Because of this, many traders will wonder how to back test strategies in the Forex market. The best strategies are developed through the use of back testing, as it can give the trader a bit of insight into what their trading technique would do given known variables, and can remove the risk of testing an unproven method of trading in the live market. Indeed, smart Forex investors will back test before jumping into the market.
Back testing itself is a strategy many investors, and not just those in foreign exchange markets, undertake commonly. The process involves taking the market data that exists over a given time period in the past and making determinations about the performance of a hypothetical investment over that period. Investors will use this method to test whether portfolio proportion changes in different investment instruments over a period would have yielded a better or worse return given their activity.
Many larger films with knowledge of back testing in Forex trading will utilise the technique. Strategies may be constantly tested by back testing, and so different instruments of trading can be evaluated, and, if the back testing indicates and advantage, shifted to. They can then protect against smaller losses and larger gains.
An investor will learn, through experience in back testing, to recognise crucial market signals, and so take full advantage of these. These signals are often very common, and usually recurring, although the specifics of the indicators will often be subjective to currency.

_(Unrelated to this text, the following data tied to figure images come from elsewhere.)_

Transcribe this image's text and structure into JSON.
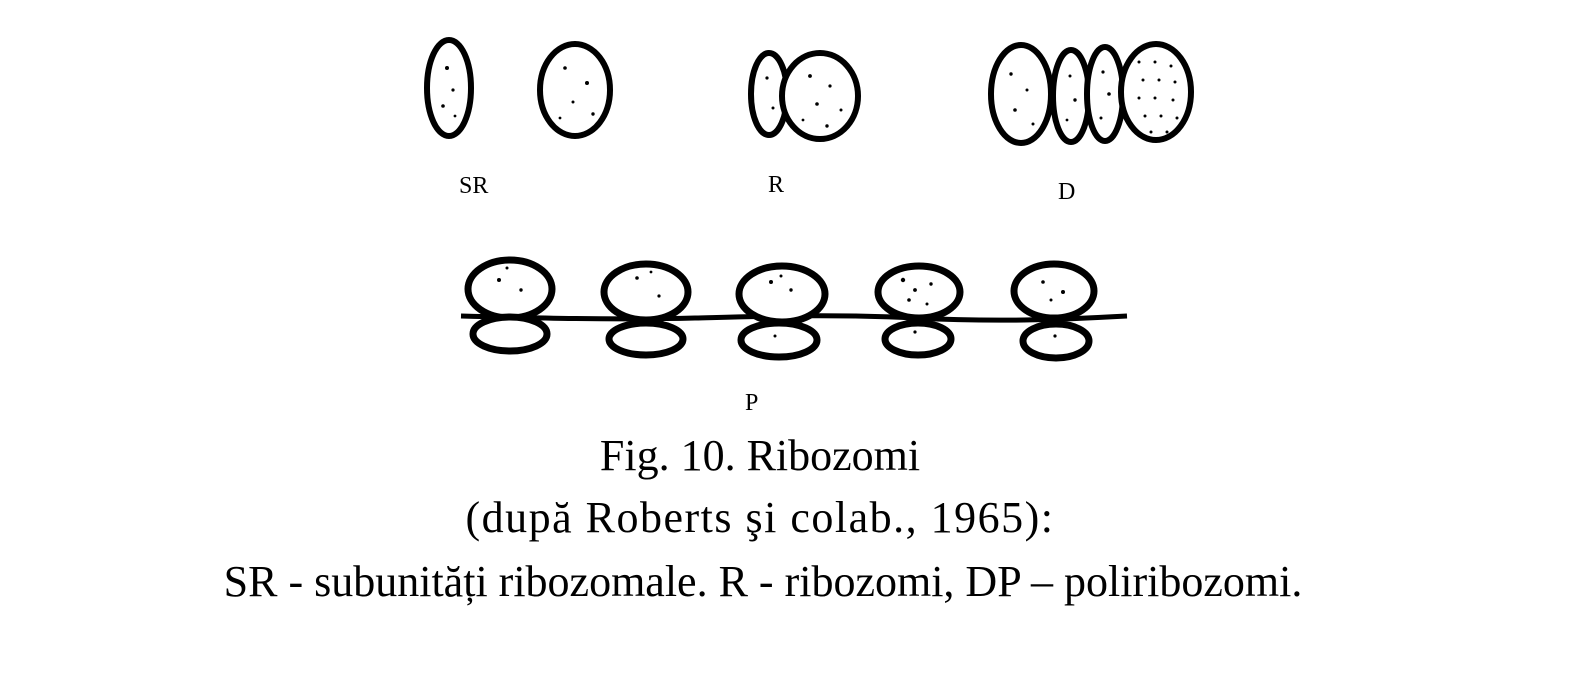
{
  "figure": {
    "panels": [
      {
        "id": "SR",
        "label": "SR"
      },
      {
        "id": "R",
        "label": "R"
      },
      {
        "id": "D",
        "label": "D"
      },
      {
        "id": "P",
        "label": "P"
      }
    ]
  },
  "caption": {
    "title": "Fig. 10. Ribozomi",
    "source": "(după Roberts şi colab., 1965):",
    "legend": "SR - subunități ribozomale. R - ribozomi, DP – poliribozomi."
  }
}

Through back testing, strategies may be developed to manipulate these market indications automatically - a quantized Forex trading like strategy may be devised when combined with entrance and exit strategies. Therefore the investor may create a reliable, almost fail-safe plan in their Forex instruments, buying and selling, in combination with the market indicators.

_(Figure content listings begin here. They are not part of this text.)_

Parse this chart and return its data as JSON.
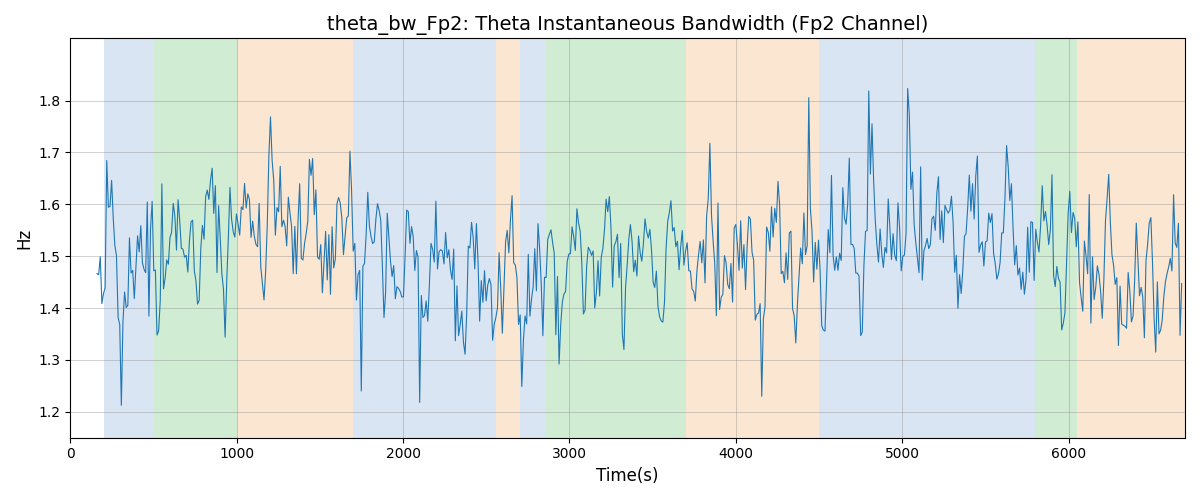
{
  "title": "theta_bw_Fp2: Theta Instantaneous Bandwidth (Fp2 Channel)",
  "xlabel": "Time(s)",
  "ylabel": "Hz",
  "xlim": [
    0,
    6700
  ],
  "ylim": [
    1.15,
    1.92
  ],
  "line_color": "#1f77b4",
  "line_width": 0.8,
  "grid": true,
  "background_regions": [
    {
      "xmin": 200,
      "xmax": 500,
      "color": "#aec6e8",
      "alpha": 0.45
    },
    {
      "xmin": 500,
      "xmax": 1000,
      "color": "#98d8a0",
      "alpha": 0.45
    },
    {
      "xmin": 1000,
      "xmax": 1700,
      "color": "#f7c99a",
      "alpha": 0.45
    },
    {
      "xmin": 1700,
      "xmax": 2560,
      "color": "#aec6e8",
      "alpha": 0.45
    },
    {
      "xmin": 2560,
      "xmax": 2700,
      "color": "#f7c99a",
      "alpha": 0.45
    },
    {
      "xmin": 2700,
      "xmax": 2860,
      "color": "#aec6e8",
      "alpha": 0.45
    },
    {
      "xmin": 2860,
      "xmax": 3700,
      "color": "#98d8a0",
      "alpha": 0.45
    },
    {
      "xmin": 3700,
      "xmax": 4500,
      "color": "#f7c99a",
      "alpha": 0.45
    },
    {
      "xmin": 4500,
      "xmax": 5800,
      "color": "#aec6e8",
      "alpha": 0.45
    },
    {
      "xmin": 5800,
      "xmax": 6050,
      "color": "#98d8a0",
      "alpha": 0.45
    },
    {
      "xmin": 6050,
      "xmax": 6700,
      "color": "#f7c99a",
      "alpha": 0.45
    }
  ],
  "seed": 42,
  "n_points": 670,
  "t_start": 160,
  "t_end": 6680,
  "base_value": 1.5,
  "title_fontsize": 14,
  "yticks": [
    1.2,
    1.3,
    1.4,
    1.5,
    1.6,
    1.7,
    1.8
  ]
}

Back testing is not a wholly precise means of figuring out the foreign exchange markets, and can make some investors nervous due to the fact that past events don’t always indicate future market moves. As a result, backtesting can only be used in situations where the level of volatility on the markets is relatively small. Using these techniques in unstable markets can result in wild swings in signalling, which can ruin even the best portfolio and trading strategy.
Considering all this, back testing is an ideal method of calculating strategies and honing one’s perception of crucial market indicators. It will no doubt prove very useful for you as a trader, and with almost certainly pay off in the long run.